Taking granular consent from users is not just the only requirement. The draft guidelines also make it mandatory for companies to store ‘sensitive’ personal data — passwords, bank account details, identification numbers, etc. — within India. This is the bigger hurdle that has left the internet firms, especially the global ones like WhatsApp, in a fix.
All companies use cloud to store and process information, which runs their website or mobile app. The cloud service is provided by tech majors like Amazon Web Services, Google, and Microsoft Azure, which have their data centres located across the globe.
The way the internet firms or platforms operate is the websites or tools could be linked to any data centre in the world.

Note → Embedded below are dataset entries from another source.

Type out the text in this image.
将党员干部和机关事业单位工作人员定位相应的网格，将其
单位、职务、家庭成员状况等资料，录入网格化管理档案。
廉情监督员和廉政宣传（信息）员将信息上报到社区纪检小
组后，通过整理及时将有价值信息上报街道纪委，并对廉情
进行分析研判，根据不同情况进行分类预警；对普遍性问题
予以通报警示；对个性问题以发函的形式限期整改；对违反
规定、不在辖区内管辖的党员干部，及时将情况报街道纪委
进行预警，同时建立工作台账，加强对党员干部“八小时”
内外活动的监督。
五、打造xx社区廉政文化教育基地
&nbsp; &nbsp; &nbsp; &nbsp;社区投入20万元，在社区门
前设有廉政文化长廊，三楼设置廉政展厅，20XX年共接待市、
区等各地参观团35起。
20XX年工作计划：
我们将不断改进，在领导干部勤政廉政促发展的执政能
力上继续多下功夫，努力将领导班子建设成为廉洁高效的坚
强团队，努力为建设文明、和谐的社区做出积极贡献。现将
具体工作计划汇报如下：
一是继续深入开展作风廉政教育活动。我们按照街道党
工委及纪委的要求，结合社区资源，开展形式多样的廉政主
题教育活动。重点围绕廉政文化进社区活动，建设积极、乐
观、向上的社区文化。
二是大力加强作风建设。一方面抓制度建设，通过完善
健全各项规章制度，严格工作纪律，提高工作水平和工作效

What the proposed changes would mean them is, say experts, this flow of data will have to be altered, potentially resulting in higher costs for cloud service providers.
Indian companies, especially the MSMEs which are new to the internet, would require enough hand-holding as they transition operations as per the new law, said Pallav Kumar Singh, managing partner at Draconis Capital Future Fund, a startup investment firm.
“They (the government) have left a lot of fine-tuning to the DPA (Data Protection Authority) which has been envisaged to decide on cases. The bill is bare and it’s just an essence of what is to come out. They haven’t yet defined the timelines or infrastructure,” said Singh, who has worked closely with MSMEs in his previous assignment.